In trying to make their rankings “objective” these lists reduce a four-year college experience into a poorly representative number. It’d be the equivalent of college counselors looking only at your test scores to make a decision on your admission without ever considering your background, extracurricular activities, work experience, volunteer hours, or reading your essays. It’s safe to say all of those components holistically are what make you YOU, and give them a much better picture of what you’d contribute as a student than your test scores do.
So stop making decisions based on college rankings. Even the list of Colleges That Change Lives (which I think gives a far better picture than the US News Rankings) is still based on someone else’s criteria of what makes one college better than another. Unless their criteria perfectly align with your own, then these lists are useless.
And I’m in no way excluding our own lists from this criticism. Our Hive Five college lists are not objective and they’re usually constructed around a single data point (location, programs, or even criteria as arbitrary as the “campus vibe”). These lists are designed to be informative and encourage you to explore colleges you may have never considered, but you should always choose to apply to schools that serve you holistically.

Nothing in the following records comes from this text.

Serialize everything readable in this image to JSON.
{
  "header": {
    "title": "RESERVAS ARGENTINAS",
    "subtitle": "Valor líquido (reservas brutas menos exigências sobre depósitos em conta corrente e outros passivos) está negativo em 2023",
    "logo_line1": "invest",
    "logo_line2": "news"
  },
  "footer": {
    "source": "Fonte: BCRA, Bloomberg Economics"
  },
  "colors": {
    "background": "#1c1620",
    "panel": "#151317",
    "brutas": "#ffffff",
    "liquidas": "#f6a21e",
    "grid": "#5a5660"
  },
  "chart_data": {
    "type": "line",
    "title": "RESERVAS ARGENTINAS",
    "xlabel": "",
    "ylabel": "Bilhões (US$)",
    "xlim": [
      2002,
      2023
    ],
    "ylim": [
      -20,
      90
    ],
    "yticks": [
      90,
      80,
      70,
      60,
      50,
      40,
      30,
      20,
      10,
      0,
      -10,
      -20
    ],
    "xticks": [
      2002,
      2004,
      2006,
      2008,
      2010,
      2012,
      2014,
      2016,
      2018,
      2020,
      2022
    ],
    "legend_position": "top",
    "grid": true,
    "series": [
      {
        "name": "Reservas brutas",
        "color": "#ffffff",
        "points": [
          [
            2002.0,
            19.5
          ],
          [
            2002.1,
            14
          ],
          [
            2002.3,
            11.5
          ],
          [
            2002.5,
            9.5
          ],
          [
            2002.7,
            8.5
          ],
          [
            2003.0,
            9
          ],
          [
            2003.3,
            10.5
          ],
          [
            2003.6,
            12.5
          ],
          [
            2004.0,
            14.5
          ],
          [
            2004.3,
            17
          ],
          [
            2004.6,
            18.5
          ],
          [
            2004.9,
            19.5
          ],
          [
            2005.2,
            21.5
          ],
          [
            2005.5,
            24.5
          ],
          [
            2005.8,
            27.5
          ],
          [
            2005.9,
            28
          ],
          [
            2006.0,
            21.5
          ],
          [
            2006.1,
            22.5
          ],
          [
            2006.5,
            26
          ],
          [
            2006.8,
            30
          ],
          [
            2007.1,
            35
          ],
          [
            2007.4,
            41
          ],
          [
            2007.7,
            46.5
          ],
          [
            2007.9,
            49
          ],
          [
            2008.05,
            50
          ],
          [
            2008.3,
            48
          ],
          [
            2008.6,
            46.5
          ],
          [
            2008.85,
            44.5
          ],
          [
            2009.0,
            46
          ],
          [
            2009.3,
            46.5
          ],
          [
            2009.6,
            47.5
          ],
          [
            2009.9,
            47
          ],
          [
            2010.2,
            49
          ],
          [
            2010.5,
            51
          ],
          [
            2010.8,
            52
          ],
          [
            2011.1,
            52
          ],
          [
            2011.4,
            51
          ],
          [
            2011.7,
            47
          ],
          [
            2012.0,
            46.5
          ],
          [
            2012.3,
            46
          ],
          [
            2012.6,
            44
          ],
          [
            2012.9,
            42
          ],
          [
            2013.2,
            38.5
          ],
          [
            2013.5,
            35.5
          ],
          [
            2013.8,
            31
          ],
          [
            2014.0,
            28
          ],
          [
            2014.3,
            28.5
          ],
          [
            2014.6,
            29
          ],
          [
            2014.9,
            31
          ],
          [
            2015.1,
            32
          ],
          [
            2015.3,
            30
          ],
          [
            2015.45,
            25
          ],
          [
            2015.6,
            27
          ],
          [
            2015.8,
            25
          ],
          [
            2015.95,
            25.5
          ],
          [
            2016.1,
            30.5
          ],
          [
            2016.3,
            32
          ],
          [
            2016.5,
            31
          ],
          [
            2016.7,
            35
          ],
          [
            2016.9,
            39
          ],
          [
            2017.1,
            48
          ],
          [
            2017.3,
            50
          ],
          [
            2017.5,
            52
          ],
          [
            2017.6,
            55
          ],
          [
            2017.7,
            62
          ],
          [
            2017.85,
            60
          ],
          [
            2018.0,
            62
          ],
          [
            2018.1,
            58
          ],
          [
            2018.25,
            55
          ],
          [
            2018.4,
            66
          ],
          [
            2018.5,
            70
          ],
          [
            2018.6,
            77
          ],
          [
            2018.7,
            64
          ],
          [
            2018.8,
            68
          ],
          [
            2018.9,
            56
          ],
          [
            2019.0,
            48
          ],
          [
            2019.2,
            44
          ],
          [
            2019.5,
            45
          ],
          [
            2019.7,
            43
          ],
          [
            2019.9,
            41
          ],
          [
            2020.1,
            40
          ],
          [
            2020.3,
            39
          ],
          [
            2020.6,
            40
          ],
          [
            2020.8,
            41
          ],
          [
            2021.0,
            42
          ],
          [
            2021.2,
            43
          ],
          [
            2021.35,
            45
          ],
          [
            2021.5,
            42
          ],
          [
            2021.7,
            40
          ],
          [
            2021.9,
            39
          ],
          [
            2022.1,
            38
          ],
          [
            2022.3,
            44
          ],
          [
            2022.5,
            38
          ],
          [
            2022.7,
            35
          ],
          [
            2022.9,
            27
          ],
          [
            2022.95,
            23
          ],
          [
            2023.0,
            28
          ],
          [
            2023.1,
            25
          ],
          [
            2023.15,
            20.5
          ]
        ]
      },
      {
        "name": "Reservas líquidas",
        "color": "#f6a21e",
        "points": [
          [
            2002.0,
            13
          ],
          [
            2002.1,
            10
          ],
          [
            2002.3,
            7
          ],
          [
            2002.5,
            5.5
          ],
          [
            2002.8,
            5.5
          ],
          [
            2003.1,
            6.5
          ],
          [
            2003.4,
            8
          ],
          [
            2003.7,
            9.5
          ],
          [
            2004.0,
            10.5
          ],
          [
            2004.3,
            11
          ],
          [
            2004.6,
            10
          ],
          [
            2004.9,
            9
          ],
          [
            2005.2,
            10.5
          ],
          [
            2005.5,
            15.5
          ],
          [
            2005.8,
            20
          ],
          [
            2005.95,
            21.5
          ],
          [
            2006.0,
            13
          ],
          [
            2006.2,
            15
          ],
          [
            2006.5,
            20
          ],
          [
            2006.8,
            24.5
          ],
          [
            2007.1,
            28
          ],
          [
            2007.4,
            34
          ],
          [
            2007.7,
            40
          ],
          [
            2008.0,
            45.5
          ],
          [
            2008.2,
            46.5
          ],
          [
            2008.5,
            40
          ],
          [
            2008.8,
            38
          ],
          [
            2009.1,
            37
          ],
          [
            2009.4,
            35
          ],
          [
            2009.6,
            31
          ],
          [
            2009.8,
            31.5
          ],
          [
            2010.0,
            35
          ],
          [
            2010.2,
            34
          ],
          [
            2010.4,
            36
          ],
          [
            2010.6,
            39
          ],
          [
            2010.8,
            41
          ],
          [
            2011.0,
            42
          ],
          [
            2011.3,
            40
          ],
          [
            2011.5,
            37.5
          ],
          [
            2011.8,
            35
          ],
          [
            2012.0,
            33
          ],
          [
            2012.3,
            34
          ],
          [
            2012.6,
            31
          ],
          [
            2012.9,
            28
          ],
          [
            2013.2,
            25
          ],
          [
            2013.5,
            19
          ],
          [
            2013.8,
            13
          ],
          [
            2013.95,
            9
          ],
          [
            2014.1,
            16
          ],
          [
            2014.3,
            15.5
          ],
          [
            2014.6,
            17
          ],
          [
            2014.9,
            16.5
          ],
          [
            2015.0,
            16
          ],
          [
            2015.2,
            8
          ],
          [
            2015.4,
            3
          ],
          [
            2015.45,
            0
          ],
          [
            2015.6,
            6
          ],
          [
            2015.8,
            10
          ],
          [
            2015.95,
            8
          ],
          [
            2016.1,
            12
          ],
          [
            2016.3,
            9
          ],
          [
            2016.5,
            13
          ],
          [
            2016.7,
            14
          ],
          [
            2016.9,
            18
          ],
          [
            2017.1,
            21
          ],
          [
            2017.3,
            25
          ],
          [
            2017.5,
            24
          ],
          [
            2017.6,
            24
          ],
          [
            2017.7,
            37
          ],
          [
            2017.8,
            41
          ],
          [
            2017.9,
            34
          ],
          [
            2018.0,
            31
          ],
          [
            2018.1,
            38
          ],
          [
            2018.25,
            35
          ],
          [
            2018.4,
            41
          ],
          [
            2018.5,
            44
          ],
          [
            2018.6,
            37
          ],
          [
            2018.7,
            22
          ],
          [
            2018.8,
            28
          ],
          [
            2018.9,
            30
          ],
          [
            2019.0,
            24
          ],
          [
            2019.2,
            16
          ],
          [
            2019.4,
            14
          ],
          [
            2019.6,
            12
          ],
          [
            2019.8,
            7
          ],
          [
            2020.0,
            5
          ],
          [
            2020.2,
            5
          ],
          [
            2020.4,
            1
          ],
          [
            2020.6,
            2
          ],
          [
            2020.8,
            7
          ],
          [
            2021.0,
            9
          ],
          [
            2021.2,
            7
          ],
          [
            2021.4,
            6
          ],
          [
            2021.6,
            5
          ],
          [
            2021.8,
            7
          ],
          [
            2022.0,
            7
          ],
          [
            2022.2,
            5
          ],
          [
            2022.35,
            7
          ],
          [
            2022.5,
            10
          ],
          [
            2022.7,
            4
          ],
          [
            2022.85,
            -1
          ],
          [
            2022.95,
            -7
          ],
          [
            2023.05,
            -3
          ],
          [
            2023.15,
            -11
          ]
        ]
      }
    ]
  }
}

Ok, now for my own college application confession:
I WAS REJECTED FROM HARVARD.
And if the freshman-year version of me got that rejection letter, she would have been devastated. Like many bright high school students, I initially subscribed to the belief that the name and ranking of a school were really important. (Ha!)
I still applied to a few high ranking schools out of curiosity (though my heart wasn’t in it, so I totally half-assed my applications and didn’t even answer supplemental essay questions – don’t do that!!) and I got a mixed bag of rejections and acceptances in return.
But by my senior year, I wanted so much more out of a school than prestigious status on a list. I wanted to attend a college where I would be happy and I could thrive. The only school I was interested in was the University of San Diego and I turned down several “higher-ranking” universities to accept their offer. That’s because, to me, the University of San Diego was #1.
I don’t want to go so far as to say it doesn’t matter where you go to college, because it does matter to the extent that your college is a good match for you and that you can grow and thrive there. But I will always stand by the notion that the value of your education is based on what YOU make of the educational opportunities that YOU have, no matter where your school ranks on a stupid list.